# On Foundational Software Architecture

*Theory · Systems*

- **URL:** https://lqdresearch.com/research/on-foundational-software-architecture
- **Published:** 2026-04-19
- **Author:** Scott Martin
- **Category:** theory

> An exploration of what happens when software foundations are designed against what hardware can do now, rather than what it could do when those foundations were written decades ago.

---
Modern software is built on abstractions layered over execution models that
predate the hardware running them. Each generation has chosen to wrap the
previous layer rather than rewrite it, and the compounding cost of that choice
is a software stack fundamentally misaligned with the silicon underneath.

This paper examines the cost of that misalignment and proposes a framework for
evaluating architectures against current and future hardware capability rather
than against the constraints that shaped the original designs.

## The Layering Problem

The dominant abstraction in most modern programming environments can be traced
back to decisions made in an era of single-core processors, small memory, and
spinning disks. Each successive layer has preserved the interface of the layer
below rather than questioning whether the interface still matches the substrate.

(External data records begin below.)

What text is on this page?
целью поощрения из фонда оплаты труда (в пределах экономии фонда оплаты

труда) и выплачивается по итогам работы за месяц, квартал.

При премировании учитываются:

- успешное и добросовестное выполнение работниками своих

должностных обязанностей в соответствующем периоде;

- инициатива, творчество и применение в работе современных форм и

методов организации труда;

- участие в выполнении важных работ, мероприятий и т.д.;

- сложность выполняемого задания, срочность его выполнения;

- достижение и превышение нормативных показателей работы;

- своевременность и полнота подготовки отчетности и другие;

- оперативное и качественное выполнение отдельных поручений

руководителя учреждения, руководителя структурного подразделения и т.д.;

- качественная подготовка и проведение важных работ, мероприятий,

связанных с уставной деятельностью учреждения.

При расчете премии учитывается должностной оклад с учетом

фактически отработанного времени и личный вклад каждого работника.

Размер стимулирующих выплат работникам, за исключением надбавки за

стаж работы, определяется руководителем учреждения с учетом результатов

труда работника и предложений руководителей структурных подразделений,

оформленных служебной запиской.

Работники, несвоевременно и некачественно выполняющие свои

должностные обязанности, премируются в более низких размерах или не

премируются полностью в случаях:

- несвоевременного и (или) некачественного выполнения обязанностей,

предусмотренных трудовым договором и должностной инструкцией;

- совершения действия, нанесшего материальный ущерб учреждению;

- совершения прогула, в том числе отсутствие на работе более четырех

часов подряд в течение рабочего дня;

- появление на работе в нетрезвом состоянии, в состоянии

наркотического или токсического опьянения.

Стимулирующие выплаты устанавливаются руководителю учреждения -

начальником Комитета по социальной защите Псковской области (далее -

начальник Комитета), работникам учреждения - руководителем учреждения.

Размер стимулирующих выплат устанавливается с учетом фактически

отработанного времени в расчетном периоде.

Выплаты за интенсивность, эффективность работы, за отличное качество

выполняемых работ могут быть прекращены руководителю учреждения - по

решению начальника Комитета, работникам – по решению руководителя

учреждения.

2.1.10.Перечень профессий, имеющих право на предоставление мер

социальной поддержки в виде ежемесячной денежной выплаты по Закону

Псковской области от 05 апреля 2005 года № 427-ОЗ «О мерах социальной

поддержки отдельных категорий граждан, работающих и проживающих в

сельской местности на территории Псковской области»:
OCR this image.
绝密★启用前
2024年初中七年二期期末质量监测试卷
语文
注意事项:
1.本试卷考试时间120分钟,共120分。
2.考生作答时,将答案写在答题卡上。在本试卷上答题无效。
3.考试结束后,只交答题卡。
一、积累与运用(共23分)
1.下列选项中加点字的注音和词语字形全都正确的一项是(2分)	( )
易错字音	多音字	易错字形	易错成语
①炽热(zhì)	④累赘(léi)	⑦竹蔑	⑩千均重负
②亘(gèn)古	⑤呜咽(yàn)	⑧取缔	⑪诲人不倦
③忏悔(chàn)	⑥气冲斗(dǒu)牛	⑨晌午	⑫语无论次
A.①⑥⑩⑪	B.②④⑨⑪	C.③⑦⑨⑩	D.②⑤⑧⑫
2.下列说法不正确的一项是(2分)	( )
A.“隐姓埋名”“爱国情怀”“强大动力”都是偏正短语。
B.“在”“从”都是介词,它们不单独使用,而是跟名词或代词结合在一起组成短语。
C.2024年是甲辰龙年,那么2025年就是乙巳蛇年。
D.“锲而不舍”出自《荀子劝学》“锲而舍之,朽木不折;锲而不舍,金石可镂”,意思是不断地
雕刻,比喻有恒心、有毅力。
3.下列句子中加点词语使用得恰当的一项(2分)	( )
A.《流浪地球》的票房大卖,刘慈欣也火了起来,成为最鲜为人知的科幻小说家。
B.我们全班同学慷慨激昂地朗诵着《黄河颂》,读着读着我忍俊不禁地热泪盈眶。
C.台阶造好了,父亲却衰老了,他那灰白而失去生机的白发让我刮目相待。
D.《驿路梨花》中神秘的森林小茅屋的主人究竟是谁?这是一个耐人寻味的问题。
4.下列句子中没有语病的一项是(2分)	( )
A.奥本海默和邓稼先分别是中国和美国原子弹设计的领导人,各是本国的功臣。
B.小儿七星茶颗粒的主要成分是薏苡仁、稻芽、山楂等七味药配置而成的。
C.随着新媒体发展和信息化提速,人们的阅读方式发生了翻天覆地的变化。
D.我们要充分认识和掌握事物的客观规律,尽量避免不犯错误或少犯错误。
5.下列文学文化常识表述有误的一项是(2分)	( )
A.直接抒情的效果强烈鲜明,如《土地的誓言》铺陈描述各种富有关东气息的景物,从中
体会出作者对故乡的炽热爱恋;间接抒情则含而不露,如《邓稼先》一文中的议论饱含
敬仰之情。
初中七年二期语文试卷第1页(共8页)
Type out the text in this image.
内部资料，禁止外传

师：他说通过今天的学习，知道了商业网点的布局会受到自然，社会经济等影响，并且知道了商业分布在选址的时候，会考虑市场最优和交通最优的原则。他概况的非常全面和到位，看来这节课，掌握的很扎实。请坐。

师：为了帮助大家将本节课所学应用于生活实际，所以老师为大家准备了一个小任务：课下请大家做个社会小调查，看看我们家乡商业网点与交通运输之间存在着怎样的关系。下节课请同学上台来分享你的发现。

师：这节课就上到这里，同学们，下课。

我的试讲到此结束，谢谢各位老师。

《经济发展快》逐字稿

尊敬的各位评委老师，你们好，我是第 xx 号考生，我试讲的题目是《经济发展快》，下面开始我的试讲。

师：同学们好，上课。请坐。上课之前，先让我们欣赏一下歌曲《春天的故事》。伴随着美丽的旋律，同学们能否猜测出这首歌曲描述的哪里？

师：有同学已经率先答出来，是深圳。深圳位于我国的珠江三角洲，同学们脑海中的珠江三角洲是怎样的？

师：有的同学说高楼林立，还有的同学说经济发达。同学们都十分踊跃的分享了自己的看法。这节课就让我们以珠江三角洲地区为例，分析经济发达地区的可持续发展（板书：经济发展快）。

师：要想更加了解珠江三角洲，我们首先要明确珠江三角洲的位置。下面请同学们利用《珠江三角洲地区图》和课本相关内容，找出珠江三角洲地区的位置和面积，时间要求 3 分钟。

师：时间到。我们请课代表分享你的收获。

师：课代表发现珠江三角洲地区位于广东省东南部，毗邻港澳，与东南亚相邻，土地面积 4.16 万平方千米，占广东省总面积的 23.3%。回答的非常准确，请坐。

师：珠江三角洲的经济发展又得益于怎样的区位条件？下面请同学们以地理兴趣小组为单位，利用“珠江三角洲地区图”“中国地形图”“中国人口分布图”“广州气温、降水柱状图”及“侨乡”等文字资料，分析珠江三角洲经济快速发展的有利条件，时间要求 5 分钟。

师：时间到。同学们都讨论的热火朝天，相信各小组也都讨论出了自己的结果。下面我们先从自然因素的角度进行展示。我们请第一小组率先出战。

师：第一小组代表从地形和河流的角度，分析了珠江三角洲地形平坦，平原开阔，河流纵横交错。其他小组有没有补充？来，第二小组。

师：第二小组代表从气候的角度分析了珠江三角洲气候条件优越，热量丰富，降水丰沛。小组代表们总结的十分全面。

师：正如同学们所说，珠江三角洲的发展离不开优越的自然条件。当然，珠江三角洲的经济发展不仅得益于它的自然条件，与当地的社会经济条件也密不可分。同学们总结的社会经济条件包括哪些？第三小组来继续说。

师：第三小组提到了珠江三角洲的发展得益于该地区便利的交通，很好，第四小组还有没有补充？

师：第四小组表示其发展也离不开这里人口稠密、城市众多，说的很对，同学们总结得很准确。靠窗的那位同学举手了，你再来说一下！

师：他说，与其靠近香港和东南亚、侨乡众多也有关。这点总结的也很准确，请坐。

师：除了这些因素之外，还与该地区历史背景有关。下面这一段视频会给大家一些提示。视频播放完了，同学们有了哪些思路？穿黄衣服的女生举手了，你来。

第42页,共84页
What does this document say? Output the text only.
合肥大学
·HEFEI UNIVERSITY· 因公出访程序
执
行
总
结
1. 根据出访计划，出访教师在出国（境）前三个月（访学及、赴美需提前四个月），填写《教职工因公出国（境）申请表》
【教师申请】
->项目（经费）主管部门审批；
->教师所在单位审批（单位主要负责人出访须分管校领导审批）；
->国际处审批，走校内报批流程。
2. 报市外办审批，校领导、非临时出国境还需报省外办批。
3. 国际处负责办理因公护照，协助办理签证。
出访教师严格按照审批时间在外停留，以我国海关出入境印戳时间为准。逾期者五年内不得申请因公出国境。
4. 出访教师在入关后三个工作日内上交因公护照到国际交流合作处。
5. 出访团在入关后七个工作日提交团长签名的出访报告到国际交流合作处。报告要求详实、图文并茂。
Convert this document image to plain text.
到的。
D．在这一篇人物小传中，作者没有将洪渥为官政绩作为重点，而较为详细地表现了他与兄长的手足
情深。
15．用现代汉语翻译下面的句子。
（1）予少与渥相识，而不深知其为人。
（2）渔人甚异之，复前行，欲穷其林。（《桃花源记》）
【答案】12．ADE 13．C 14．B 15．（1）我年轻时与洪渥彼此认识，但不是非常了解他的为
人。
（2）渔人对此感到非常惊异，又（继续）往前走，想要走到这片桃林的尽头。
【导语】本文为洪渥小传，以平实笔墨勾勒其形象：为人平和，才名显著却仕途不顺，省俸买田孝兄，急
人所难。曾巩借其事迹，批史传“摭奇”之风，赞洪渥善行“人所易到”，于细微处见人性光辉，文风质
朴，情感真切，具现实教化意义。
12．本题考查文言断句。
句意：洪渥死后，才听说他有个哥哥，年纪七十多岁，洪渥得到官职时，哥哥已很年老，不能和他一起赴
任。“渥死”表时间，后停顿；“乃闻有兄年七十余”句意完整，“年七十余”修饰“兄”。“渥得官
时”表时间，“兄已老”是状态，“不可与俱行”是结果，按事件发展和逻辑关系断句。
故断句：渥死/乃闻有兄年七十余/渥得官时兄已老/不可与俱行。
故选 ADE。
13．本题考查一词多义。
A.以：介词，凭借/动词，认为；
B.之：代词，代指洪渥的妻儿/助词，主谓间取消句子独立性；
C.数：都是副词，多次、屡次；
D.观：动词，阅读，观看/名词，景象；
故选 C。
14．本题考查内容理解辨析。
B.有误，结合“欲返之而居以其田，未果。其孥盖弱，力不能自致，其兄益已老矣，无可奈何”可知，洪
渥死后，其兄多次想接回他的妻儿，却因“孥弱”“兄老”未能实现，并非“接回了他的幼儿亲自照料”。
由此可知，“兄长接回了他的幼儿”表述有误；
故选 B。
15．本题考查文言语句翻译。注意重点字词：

## Toward First-Principles Rewrites

The alternative is to treat the substrate as the thing worth designing
carefully. When the substrate matches the hardware, everything above it
inherits the alignment. When it doesn't, every layer above compounds the
misalignment.

The systems we publish as proof of this argument are themselves the
experiment. Liquidefy's inversion of conventional architecture, Lyn's
persistent instance model, and Archelogos's substrate-level LLM design are
three different surfaces of the same underlying bet: that foundations
designed for present and future hardware outperform foundations inherited
from past hardware by a margin that compounds over time.